The lack of discussion of the position of unauthorised workers is in our view a weakness of the Green Paper. Unauthorised work appears to be a significant phenomenon in at least some sectors and states within the EU. A situation of unauthorised work is undesirable for those Member States, which find their immigration, tax and labour laws undermined. It is undesirable for legal workers and their employers, as they are forced to compete with others who breach those laws. It is also undesirable for unauthorised workers themselves, given their greater vulnerability to abuse by employers and intermediaries.

Against that background, our view is that recognition should be given at the EU level to the right of Member States to introduce regularisation policies where they deem it necessary in the light of their own circumstances.
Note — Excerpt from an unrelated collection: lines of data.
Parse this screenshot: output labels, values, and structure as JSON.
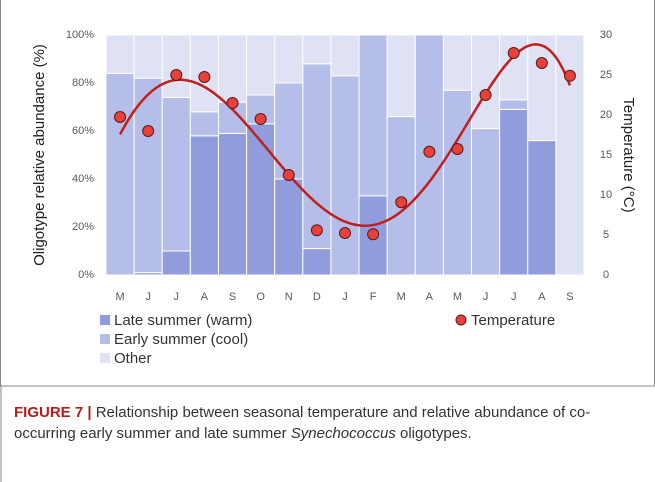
{
  "chart_data": {
    "type": "bar",
    "stacked": true,
    "categories": [
      "M",
      "J",
      "J",
      "A",
      "S",
      "O",
      "N",
      "D",
      "J",
      "F",
      "M",
      "A",
      "M",
      "J",
      "J",
      "A",
      "S"
    ],
    "series": [
      {
        "name": "Late summer (warm)",
        "color": "#909cdc",
        "values": [
          0,
          1,
          10,
          58,
          59,
          63,
          40,
          11,
          0,
          33,
          0,
          0,
          0,
          0,
          69,
          56,
          0
        ]
      },
      {
        "name": "Early summer (cool)",
        "color": "#b5bde9",
        "values": [
          84,
          81,
          64,
          10,
          13,
          12,
          40,
          77,
          83,
          67,
          66,
          100,
          77,
          61,
          4,
          0,
          0
        ]
      },
      {
        "name": "Other",
        "color": "#dfe2f5",
        "values": [
          16,
          18,
          26,
          32,
          28,
          25,
          20,
          12,
          17,
          0,
          34,
          0,
          23,
          39,
          27,
          44,
          100
        ]
      },
      {
        "name": "Temperature",
        "color": "#e8403a",
        "type": "scatter",
        "axis": "y2",
        "trendline": true,
        "trend_color": "#c0201b",
        "values": [
          19.75,
          18,
          25,
          24.75,
          21.5,
          19.5,
          12.5,
          5.6,
          5.25,
          5.1,
          9.1,
          15.4,
          15.75,
          22.5,
          27.75,
          26.5,
          24.9
        ]
      }
    ],
    "ylabel": "Oligotype relative abundance (%)",
    "y2label": "Temperature (°C)",
    "ylim": [
      0,
      100
    ],
    "yticks": [
      {
        "value": 0,
        "label": "0%"
      },
      {
        "value": 20,
        "label": "20%"
      },
      {
        "value": 40,
        "label": "40%"
      },
      {
        "value": 60,
        "label": "60%"
      },
      {
        "value": 80,
        "label": "80%"
      },
      {
        "value": 100,
        "label": "100%"
      }
    ],
    "y2lim": [
      0,
      30
    ],
    "y2ticks": [
      0,
      5,
      10,
      15,
      20,
      25,
      30
    ]
  },
  "caption": {
    "label": "FIGURE 7 |",
    "before": "Relationship between seasonal temperature and relative abundance of co-occurring early summer and late summer ",
    "italic": "Synechococcus",
    "after": " oligotypes."
  }
}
The choice of criteria and time periods should also be a matter for them. It is inappropriate to attempt to place limits on this possibility at the EU level.
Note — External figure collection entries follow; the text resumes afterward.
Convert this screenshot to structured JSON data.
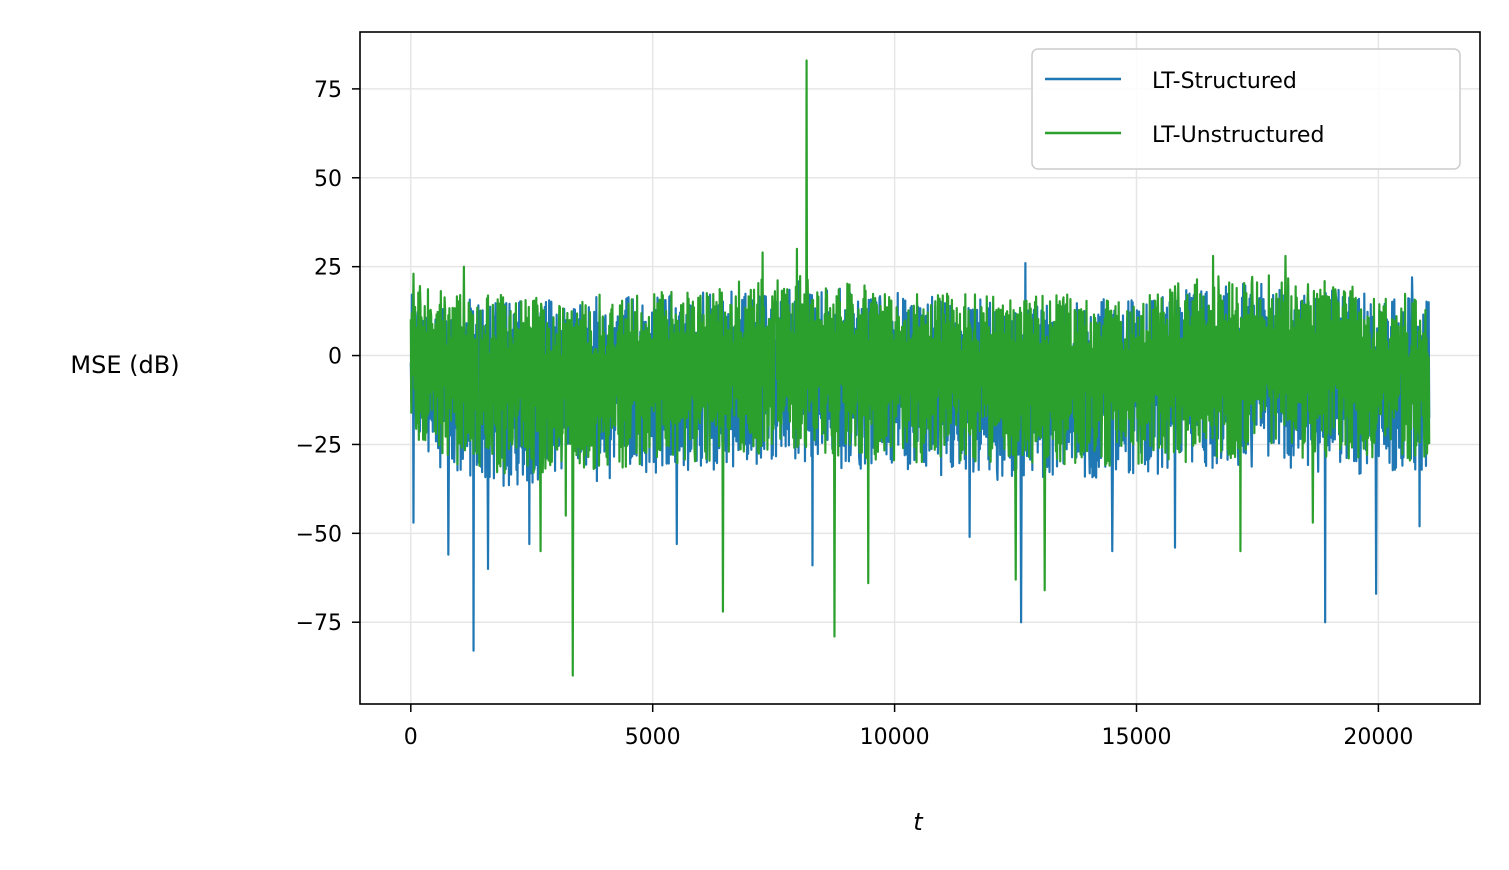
{
  "chart_data": {
    "type": "line",
    "title": "",
    "xlabel": "t",
    "ylabel": "MSE (dB)",
    "xlim": [
      -1050,
      22100
    ],
    "ylim": [
      -98,
      91
    ],
    "x_ticks": [
      0,
      5000,
      10000,
      15000,
      20000
    ],
    "x_tick_labels": [
      "0",
      "5000",
      "10000",
      "15000",
      "20000"
    ],
    "y_ticks": [
      75,
      50,
      25,
      0,
      -25,
      -50,
      -75
    ],
    "y_tick_labels": [
      "75",
      "50",
      "25",
      "0",
      "−25",
      "−50",
      "−75"
    ],
    "grid": true,
    "legend_position": "top-right",
    "x_range": [
      0,
      21050
    ],
    "series": [
      {
        "name": "LT-Structured",
        "color": "#1f77b4",
        "band": [
          {
            "x": 0,
            "lo": -28,
            "hi": 20
          },
          {
            "x": 1000,
            "lo": -35,
            "hi": 16
          },
          {
            "x": 2000,
            "lo": -37,
            "hi": 16
          },
          {
            "x": 3000,
            "lo": -37,
            "hi": 16
          },
          {
            "x": 4000,
            "lo": -35,
            "hi": 17
          },
          {
            "x": 5000,
            "lo": -33,
            "hi": 17
          },
          {
            "x": 6000,
            "lo": -33,
            "hi": 18
          },
          {
            "x": 7000,
            "lo": -31,
            "hi": 20
          },
          {
            "x": 8000,
            "lo": -31,
            "hi": 21
          },
          {
            "x": 9000,
            "lo": -32,
            "hi": 19
          },
          {
            "x": 10000,
            "lo": -33,
            "hi": 18
          },
          {
            "x": 11000,
            "lo": -34,
            "hi": 17
          },
          {
            "x": 12000,
            "lo": -35,
            "hi": 16
          },
          {
            "x": 13000,
            "lo": -35,
            "hi": 16
          },
          {
            "x": 14000,
            "lo": -35,
            "hi": 16
          },
          {
            "x": 15000,
            "lo": -34,
            "hi": 17
          },
          {
            "x": 16000,
            "lo": -33,
            "hi": 19
          },
          {
            "x": 17000,
            "lo": -32,
            "hi": 20
          },
          {
            "x": 18000,
            "lo": -32,
            "hi": 21
          },
          {
            "x": 19000,
            "lo": -33,
            "hi": 19
          },
          {
            "x": 20000,
            "lo": -34,
            "hi": 17
          },
          {
            "x": 21050,
            "lo": -33,
            "hi": 16
          }
        ],
        "spikes": [
          {
            "x": 50,
            "y": -47
          },
          {
            "x": 780,
            "y": -56
          },
          {
            "x": 1300,
            "y": -83
          },
          {
            "x": 1600,
            "y": -60
          },
          {
            "x": 2450,
            "y": -53
          },
          {
            "x": 5500,
            "y": -53
          },
          {
            "x": 8300,
            "y": -59
          },
          {
            "x": 11550,
            "y": -51
          },
          {
            "x": 12620,
            "y": -75
          },
          {
            "x": 14500,
            "y": -55
          },
          {
            "x": 15800,
            "y": -54
          },
          {
            "x": 18900,
            "y": -75
          },
          {
            "x": 19950,
            "y": -67
          },
          {
            "x": 20850,
            "y": -48
          },
          {
            "x": 12700,
            "y": 26
          },
          {
            "x": 20700,
            "y": 22
          }
        ]
      },
      {
        "name": "LT-Unstructured",
        "color": "#2ca02c",
        "band": [
          {
            "x": 0,
            "lo": -25,
            "hi": 21
          },
          {
            "x": 1000,
            "lo": -32,
            "hi": 18
          },
          {
            "x": 2000,
            "lo": -34,
            "hi": 17
          },
          {
            "x": 3000,
            "lo": -34,
            "hi": 17
          },
          {
            "x": 4000,
            "lo": -33,
            "hi": 18
          },
          {
            "x": 5000,
            "lo": -31,
            "hi": 18
          },
          {
            "x": 6000,
            "lo": -30,
            "hi": 19
          },
          {
            "x": 7000,
            "lo": -28,
            "hi": 22
          },
          {
            "x": 8000,
            "lo": -28,
            "hi": 24
          },
          {
            "x": 9000,
            "lo": -29,
            "hi": 21
          },
          {
            "x": 10000,
            "lo": -30,
            "hi": 19
          },
          {
            "x": 11000,
            "lo": -31,
            "hi": 18
          },
          {
            "x": 12000,
            "lo": -32,
            "hi": 17
          },
          {
            "x": 13000,
            "lo": -32,
            "hi": 17
          },
          {
            "x": 14000,
            "lo": -32,
            "hi": 18
          },
          {
            "x": 15000,
            "lo": -31,
            "hi": 19
          },
          {
            "x": 16000,
            "lo": -30,
            "hi": 21
          },
          {
            "x": 17000,
            "lo": -29,
            "hi": 23
          },
          {
            "x": 18000,
            "lo": -29,
            "hi": 23
          },
          {
            "x": 19000,
            "lo": -30,
            "hi": 21
          },
          {
            "x": 20000,
            "lo": -31,
            "hi": 18
          },
          {
            "x": 21050,
            "lo": -30,
            "hi": 17
          }
        ],
        "spikes": [
          {
            "x": 8180,
            "y": 83
          },
          {
            "x": 3350,
            "y": -90
          },
          {
            "x": 8760,
            "y": -79
          },
          {
            "x": 6450,
            "y": -72
          },
          {
            "x": 13100,
            "y": -66
          },
          {
            "x": 9450,
            "y": -64
          },
          {
            "x": 12500,
            "y": -63
          },
          {
            "x": 3200,
            "y": -45
          },
          {
            "x": 2680,
            "y": -55
          },
          {
            "x": 17150,
            "y": -55
          },
          {
            "x": 18650,
            "y": -47
          },
          {
            "x": 7270,
            "y": 29
          },
          {
            "x": 7980,
            "y": 30
          },
          {
            "x": 16580,
            "y": 28
          },
          {
            "x": 18080,
            "y": 28
          },
          {
            "x": 1100,
            "y": 25
          },
          {
            "x": 60,
            "y": 23
          }
        ]
      }
    ]
  }
}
We would also argue that there may be a case for EU level requirements in this area, in order to respect the rights of all migrant workers, while avoiding regulatory competition between Member States in their policies towards unauthorised workers. We support an EU requirement that unauthorised workers be covered by key labour and social rights, including entitlements linked to the employment relationship, health care and some forms of social provision. We also support recognition of a duty on Member States to grant regularisation in defined circumstances, such as a proven period of residence in that state.

8.       Should measures be taken to protect third countries from—or compensate them for—the loss of skilled workers?
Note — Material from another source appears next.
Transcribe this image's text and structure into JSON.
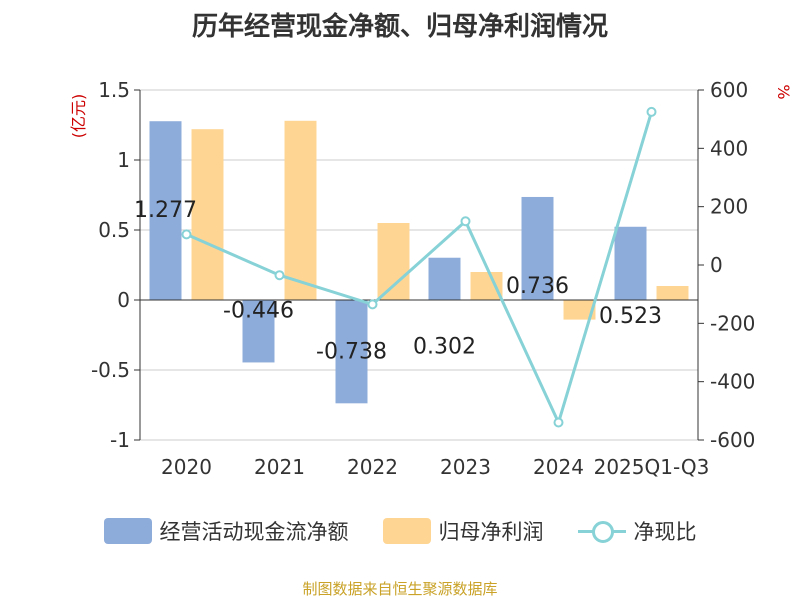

We agree with the spirit of section 2.7 of the Green Paper, that it is important to respond to the possible negative impacts on less developed states of economic migration to the EU. We take the view that in general outward migration need not be economically damaging to states of origin, particularly because of remittances and the potential benefits when emigrants later return

The most difficult issue in this area concerns migration by persons who have been educated or trained at state expense in the state of departure.

In our view, it is neither desirable nor realistic to attempt to prevent individuals from moving to take up the opportunities available to them. We are not persuaded either by the idea of a system of compensation by states of destination, since it is not clear how the amount of such compensation would be determined, and government to government transfers might have the effect of encouraging education for emigration.

Instead, we would favour an extension to the EU level of the approach followed in Britain, which aims at preventing recruitment activities in key sectors in less developed states. In our view, this is an area in which it is particularly desirable to have EU level action, in order to ensure coherence in the relationship with third countries, while preventing any regulatory competition between Member States.

9.       What considerations should the Government take into account in deciding whether to opt into a common EU policy?

Our view is that Britain should be an active participant in the development of law and policy at the EU level in relation to economic migration. This would involve opting in to Directive 2003/109, while being prepared to agree to future initiatives which follow from the Green Paper. 

We would highlight in particular the potential benefits to Britain of its being covered by the principle of cross-border mobility for economically active third country nationals. This would give British employers access to a pool of workers resident in other Member States. The possibility of moving on to other Member States at a later date would encourage third country nationals to locate in Britain. It would also allow migration to other Member States in circumstances where there was a reduced demand for skills of a particular kind in Britain.

We would also argue that there is a British interest in participation in measures which lay down minimum standards and which avoid regulatory competition. Through such participation, the Government would have the opportunity to influence the content of measures to be adopted. Its participation in EU action would also protect its position as a state which wishes to have high standards as regards the treatment of migrant workers.